PAR MATHIEU BOCK-CÔTÉ.
Cette chronique est parue dans Le Figaro papier du 18.10. Mathieu Bock-Côté y dénonce la grande dérive de la démocratie libérale qui « se veut désormais indissociable de l’idéologie diversitaire. La démocratie s’accomplirait en se convertissant au postnationalisme, au multiculturalisme ou encore en s’engageant dans la déconstruction du masculin et du féminin, pour que s’épanouisse enfin la diversité sexuelle. » Et comme cette mutation radicale ne peut s’opérer sans heurts ni résistances, Mathieu Bock-Côté constate et dénonce « la tentation totalitaire » désormais installée « au sein des sociétés démocratiques ». Mais, preuve que nous pouvons – heureusement ! – ne pas être toujours d’accord avec Mathieu Bock-Côté – que propose-t-il pour s’opposer à ces destructions politiques et existentielles mortelles ? De restaurer la démocratie libérale … Comment ne voit-il pas que c’est cette dernière qui nous a conduits à la tragédie qu’il dénonce ? Car c’en est une. Comment ne voit-il pas que la tentation totalitaire est au cœur même de tous les systèmes politiques issus de la Révolution française qui passa en un rien de temps de la Fête de la Fédération à la Terreur ? Et que c’est particulièrement le cas, non de toute forme démocratique, mais à coup sûr de la démocratie à la française dans sa filiation et son essence et encore de toutes celles qui s’en sont inspirées ? Nous en avons assez dit. Lisez cet article excellent par ailleurs ! JSF
À l’Est, manifestement, on se demande de plus en plus comment la démocratie peut en venir à renoncer à la souveraineté populaire.
Les récentes élections polonaises, remportées par le PiS semblent confirmer l’engagement des pays d’Europe centrale sur la voie de la « démocratie illibérale ». À l’Ouest, on se veut méfiant, au mieux perplexe, et on juge les pays de l’Autre Europe engagés sur une grave dérive. Il n’est pas certain que cette posture moralisatrice soit la plus féconde intellectuellement. Il faudrait plutôt penser l’Europe centrale à la lumière de sa propre situation existentielle, ce à quoi nous invite Max-Erwann Gastineau dans son excellent essai Le Nouveau Procès de l’Est (Cerf, 2019).
La question de la démocratie illibérale est piégée. Elle a toutefois la vertu inattendue de rouvrir la question du régime et de réfléchir sur le devenir de la démocratie libérale, dont la définition n’a cessé d’évoluer depuis la chute du mur de Berlin. Jusqu’alors, elle se caractérisait par la volonté toujours renouvelée d’équilibrer la souveraineté populaire et la défense des libertés publiques. Elle pouvait pencher davantage dans un sens ou dans l’autre mais cette tension créatrice contribuait indéniablement à sa vitalité.

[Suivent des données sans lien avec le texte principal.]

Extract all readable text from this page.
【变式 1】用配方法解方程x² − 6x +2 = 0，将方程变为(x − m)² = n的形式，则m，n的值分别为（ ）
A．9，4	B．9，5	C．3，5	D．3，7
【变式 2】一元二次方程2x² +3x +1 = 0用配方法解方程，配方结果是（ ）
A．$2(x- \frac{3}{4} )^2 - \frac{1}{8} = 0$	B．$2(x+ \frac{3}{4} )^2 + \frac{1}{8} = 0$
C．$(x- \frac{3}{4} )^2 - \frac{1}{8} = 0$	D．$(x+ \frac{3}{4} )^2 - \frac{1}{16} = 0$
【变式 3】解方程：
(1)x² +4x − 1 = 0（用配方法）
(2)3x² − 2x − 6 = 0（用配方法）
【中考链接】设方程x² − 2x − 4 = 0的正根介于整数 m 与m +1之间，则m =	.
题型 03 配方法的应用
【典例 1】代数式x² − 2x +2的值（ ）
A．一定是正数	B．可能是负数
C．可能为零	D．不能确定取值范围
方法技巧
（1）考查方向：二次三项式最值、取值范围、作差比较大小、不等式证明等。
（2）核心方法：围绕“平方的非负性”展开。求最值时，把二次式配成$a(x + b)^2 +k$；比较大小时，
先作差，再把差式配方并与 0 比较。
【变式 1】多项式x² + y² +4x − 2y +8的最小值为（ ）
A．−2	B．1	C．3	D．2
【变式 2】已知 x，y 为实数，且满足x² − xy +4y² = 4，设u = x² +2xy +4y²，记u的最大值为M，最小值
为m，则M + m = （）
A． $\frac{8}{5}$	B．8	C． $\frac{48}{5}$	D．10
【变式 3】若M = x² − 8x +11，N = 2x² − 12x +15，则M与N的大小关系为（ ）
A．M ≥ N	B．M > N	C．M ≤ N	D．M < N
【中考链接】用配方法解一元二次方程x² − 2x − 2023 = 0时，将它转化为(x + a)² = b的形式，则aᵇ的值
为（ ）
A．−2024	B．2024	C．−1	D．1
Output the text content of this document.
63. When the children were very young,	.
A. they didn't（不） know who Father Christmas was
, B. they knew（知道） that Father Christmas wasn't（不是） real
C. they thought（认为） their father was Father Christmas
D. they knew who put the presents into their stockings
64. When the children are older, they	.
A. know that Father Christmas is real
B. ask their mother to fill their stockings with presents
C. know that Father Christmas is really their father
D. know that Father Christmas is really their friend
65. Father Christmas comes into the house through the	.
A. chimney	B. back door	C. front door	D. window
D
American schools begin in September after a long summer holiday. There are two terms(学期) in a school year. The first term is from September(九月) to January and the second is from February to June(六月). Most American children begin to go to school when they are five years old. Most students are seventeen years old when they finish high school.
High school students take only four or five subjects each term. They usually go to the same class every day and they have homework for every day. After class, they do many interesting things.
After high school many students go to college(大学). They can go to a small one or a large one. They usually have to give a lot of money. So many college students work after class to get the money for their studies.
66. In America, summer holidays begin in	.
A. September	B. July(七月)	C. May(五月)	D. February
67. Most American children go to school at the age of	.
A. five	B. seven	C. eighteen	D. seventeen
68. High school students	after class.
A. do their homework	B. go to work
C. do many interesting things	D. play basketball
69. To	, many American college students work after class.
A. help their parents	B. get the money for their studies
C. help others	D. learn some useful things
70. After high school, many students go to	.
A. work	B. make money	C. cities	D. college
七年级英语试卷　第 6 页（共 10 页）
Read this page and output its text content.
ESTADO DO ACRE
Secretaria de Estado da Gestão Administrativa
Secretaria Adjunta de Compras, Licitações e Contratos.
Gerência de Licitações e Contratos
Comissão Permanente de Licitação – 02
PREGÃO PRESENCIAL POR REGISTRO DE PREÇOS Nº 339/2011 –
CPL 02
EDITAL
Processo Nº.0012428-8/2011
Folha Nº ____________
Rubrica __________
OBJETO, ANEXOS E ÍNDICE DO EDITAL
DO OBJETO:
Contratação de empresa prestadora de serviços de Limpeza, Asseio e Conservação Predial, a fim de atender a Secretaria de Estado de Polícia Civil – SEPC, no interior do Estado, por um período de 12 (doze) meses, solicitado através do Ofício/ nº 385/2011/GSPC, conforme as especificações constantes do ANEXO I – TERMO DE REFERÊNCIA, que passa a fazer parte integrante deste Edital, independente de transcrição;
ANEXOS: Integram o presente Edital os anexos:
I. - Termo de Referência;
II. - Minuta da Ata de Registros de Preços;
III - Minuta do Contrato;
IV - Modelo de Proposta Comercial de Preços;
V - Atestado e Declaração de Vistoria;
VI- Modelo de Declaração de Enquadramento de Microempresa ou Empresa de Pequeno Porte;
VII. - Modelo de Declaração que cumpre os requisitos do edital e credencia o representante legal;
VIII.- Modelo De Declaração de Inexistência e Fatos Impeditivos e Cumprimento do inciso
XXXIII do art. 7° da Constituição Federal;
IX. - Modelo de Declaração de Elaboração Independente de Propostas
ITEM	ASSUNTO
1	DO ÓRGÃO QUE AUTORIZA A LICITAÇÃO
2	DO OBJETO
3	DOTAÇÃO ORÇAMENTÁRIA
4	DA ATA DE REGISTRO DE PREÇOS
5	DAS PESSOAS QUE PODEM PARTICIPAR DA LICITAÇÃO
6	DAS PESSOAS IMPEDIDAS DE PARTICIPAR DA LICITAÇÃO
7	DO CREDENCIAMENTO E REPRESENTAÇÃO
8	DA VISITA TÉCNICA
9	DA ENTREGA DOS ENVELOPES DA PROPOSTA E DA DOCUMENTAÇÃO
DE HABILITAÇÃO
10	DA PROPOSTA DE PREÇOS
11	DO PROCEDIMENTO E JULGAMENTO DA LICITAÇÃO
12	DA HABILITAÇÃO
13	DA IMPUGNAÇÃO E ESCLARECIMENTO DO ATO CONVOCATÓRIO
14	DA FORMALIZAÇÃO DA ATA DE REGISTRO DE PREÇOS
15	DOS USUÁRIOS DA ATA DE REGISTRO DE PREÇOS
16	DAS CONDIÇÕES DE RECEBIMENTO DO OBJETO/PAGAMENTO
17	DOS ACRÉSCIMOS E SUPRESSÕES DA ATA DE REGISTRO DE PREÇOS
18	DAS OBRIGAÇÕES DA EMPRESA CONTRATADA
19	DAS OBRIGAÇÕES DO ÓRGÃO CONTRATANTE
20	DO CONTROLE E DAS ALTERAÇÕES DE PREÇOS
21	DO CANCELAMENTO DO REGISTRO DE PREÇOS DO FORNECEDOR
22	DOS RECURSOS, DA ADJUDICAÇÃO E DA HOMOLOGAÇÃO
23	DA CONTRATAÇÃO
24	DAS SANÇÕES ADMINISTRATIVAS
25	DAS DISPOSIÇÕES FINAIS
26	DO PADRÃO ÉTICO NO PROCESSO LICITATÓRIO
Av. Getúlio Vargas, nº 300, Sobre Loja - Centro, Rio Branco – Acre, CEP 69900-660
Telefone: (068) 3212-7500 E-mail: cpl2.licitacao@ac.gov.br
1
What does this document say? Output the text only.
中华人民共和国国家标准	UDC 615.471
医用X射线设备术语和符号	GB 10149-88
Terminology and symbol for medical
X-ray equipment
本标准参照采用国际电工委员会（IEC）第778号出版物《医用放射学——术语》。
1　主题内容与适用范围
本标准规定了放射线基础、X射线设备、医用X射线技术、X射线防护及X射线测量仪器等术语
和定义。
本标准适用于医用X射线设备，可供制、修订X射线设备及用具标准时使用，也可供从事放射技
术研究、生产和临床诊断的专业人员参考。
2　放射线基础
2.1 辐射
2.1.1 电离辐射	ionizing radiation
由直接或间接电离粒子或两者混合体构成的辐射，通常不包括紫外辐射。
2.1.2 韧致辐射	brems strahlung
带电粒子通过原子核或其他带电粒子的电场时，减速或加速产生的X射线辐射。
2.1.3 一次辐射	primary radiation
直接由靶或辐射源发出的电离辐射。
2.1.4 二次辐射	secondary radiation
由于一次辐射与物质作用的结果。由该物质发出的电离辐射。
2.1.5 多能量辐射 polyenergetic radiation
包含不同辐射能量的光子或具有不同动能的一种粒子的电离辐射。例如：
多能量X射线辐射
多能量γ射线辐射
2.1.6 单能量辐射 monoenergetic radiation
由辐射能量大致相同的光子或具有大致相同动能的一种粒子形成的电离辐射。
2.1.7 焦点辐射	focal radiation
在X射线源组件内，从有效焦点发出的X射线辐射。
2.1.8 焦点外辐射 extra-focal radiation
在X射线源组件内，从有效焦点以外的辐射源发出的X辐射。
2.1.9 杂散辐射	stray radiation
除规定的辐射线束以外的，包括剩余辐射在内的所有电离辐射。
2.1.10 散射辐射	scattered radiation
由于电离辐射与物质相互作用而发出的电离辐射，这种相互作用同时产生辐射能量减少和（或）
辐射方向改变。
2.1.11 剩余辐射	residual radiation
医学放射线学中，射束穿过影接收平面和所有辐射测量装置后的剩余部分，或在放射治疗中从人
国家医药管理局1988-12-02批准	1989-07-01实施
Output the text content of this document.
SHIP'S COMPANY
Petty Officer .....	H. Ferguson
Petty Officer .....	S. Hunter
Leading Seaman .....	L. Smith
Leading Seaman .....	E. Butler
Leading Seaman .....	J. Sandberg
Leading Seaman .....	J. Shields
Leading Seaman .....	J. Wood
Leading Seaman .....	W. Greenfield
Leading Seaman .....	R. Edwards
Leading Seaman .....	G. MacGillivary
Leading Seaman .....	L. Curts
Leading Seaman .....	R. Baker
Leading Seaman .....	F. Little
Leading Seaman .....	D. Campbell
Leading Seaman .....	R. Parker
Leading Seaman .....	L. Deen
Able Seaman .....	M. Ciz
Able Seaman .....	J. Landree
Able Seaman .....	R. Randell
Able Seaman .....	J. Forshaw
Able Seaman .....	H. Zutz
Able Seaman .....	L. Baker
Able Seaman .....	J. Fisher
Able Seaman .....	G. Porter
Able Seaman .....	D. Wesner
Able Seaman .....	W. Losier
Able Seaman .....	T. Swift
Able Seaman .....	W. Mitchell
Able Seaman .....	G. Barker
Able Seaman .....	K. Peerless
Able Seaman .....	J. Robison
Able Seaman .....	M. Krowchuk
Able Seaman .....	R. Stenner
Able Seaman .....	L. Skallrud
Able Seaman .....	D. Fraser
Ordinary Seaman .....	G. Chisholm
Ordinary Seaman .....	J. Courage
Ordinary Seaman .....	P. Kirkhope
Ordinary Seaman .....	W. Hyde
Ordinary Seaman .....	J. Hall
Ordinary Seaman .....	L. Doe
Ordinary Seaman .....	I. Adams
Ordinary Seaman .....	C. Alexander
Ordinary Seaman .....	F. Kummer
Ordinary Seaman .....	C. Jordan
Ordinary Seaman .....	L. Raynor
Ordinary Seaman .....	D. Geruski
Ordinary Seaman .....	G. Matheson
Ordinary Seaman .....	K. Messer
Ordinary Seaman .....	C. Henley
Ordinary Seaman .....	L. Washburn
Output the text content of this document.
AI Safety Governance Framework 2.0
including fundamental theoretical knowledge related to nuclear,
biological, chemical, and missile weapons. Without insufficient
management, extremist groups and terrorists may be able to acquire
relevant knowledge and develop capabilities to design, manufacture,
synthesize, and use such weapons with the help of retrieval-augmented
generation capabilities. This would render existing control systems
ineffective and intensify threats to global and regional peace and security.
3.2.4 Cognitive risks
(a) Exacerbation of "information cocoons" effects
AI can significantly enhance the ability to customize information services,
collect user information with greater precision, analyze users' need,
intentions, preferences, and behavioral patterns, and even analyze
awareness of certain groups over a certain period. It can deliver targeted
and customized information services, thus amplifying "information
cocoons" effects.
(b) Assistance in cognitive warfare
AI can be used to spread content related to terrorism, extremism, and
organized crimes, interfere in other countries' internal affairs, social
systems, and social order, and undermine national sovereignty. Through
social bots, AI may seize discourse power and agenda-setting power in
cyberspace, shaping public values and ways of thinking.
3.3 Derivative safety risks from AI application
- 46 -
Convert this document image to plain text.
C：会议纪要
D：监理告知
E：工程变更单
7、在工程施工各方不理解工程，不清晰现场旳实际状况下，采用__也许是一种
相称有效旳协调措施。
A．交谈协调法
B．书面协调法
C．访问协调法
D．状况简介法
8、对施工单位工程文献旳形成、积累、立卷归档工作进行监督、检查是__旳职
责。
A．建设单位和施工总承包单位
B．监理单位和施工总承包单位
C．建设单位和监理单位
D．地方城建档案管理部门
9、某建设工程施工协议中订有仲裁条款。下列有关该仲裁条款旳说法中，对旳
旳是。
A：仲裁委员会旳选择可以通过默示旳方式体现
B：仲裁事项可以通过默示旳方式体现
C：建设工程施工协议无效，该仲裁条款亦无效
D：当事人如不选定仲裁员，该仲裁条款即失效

Depuis vingt ans, elle a connu une profonde mutation idéologique et se veut désormais indissociable de l’idéologie diversitaire. La démocratie s’accomplirait en se convertissant au postnationalisme, au multiculturalisme ou encore en s’engageant dans la déconstruction du masculin et du féminin, pour que s’épanouisse enfin la diversité sexuelle. Elle devrait parachever sa déchristianisation mais s’ouvrir au même moment aux religions exotiques pour marquer sa rupture avec toute forme d’ethnocentrisme. Tel serait le sens de l’histoire.
Plus encore, lorsqu’un parti prétend s’appuyer sur la souveraineté populaire pour contenir ou renverser ces choix de société, il est accusé de populisme – en fait, on nomme populisme le désir de restaurer la définition traditionnelle de la démocratie. Pire encore, la démocratie connaîtrait alors une déchéance réactionnaire. Elle irait contre le sens de l’histoire et verserait brutalement dans la tyrannie de la majorité. La démocratie serait progressiste ou ne serait pas. À l’Est, manifestement, on se demande de plus en plus comment la démocratie peut en venir à renoncer à la souveraineté populaire, comme le notait dès 2016 le philosophe et homme politique polonais Ryszard Legutko dans The Demon in Democracy, un ouvrage analysant la tentation totalitaire au cœur des sociétés démocratiques. Il s’agit aussi, pour les conservateurs d’Europe centrale, de restaurer le politique, ce qui implique de contester des tribunaux de plus en plus idéologiques, au risque de compromettre l’indépendance de la justice. On ne traitera pas à la légère une telle inquiétude, bien qu’on se demandera si ce qu’on appelle aujourd’hui le gouvernement des juges n’est pas une pathologie démocratique aussi grave.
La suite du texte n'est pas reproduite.